Uses and future scope of self-healing materials

Various polymeric and metallic materials can be used for the advancement of self-healing network structures. Since the CNTs (carbon nanotubes) have cavities in their pipeline structure along with broad interfacial area and excellent mechanical/ chemical properties, they are now given due consideration as a perfect material, like storage devices, and also can provide mechanical support to the composite system. Despite the substantial progress in the field of self-healing materials, this field is still in its initial phase. There are many issues that should be overcome before the use of these materials in an engineering discipline.

Conclusion

In this article, we have reviewed various polymer/composite systems based on two approaches of self-healing. A large number of research papers are being published every year as the research into self-repairing smart materials is an active field and an interesting aspect for drawing a contemporary self-healing system. The main focus of this review is on the self-healing concept in polymeric materials and their applications in the engineering field and our day-to-day life. There are two main types of self-healing approaches, extrinsic self-healing (micro capsule-based and microvascular-based systems) and intrinsic self-healing (Diels Alder-based, photoinduced, and supramolecular self-healing systems). The main limitation of the capsule-based system is the one-time healing and the vascular based system has the disadvantages of complexity in the design and synthesis of the polymer matrix. But the intrinsic approach can over-throw these limitations and can have the potential of multiple healing at the same site. Though the major limitation of the intrinsic approach is the poor thermal and mechanical performance. Computer simulations have catered to the important implications for guiding scientists toward the fabrication of a healing system. During the last few years, structural designs, manufacturing processes, and composite materials are improving constantly. The polymeric composite materials have finite acceptance in all engineering disciplines because of the crack initiation, propagation, and tolerance. The composite materials can be prepared by using self-mending techniques which are inspired by nature.

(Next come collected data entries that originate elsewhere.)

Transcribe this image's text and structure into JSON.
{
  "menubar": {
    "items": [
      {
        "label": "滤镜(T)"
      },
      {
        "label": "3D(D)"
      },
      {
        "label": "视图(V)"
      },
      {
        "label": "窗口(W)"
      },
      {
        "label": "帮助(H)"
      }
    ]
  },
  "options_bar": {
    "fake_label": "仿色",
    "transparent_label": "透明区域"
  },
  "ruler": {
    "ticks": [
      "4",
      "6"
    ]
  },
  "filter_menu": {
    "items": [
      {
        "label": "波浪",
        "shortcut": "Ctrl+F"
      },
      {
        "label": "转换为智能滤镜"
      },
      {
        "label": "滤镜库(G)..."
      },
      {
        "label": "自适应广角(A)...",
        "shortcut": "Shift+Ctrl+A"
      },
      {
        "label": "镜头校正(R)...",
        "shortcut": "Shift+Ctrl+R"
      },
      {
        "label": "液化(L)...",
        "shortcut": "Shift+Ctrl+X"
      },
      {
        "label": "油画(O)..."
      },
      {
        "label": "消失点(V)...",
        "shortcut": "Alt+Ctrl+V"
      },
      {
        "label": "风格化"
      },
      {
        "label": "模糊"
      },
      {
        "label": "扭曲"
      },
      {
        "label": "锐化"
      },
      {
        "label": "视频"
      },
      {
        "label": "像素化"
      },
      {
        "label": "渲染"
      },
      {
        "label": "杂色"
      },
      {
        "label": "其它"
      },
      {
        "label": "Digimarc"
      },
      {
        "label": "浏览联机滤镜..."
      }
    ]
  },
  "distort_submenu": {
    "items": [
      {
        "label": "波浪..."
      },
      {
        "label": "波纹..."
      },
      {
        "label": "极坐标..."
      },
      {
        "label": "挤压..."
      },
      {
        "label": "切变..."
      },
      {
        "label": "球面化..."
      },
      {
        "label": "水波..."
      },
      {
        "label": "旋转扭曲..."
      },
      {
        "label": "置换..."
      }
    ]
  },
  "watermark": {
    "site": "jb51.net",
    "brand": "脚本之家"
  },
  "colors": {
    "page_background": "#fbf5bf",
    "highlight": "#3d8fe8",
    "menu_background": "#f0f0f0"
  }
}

The polymeric materials have the potential to respond to internal as well as external stimuli and serve as an interesting area of scientific research and thus find many commercial applications. Nature is the supplier of boundless inspirations, and there may be a large number of favorable circumstances in the design engineering and synthesis of stimuli-responsive polymeric materials which need to be tapped. The main challenge in this field is to design a self-healing polymeric system with high Tg value, where self-healing is induced by electric and/or magnetic fields, electromagnetic radiations, and changes in the environment or atmosphere.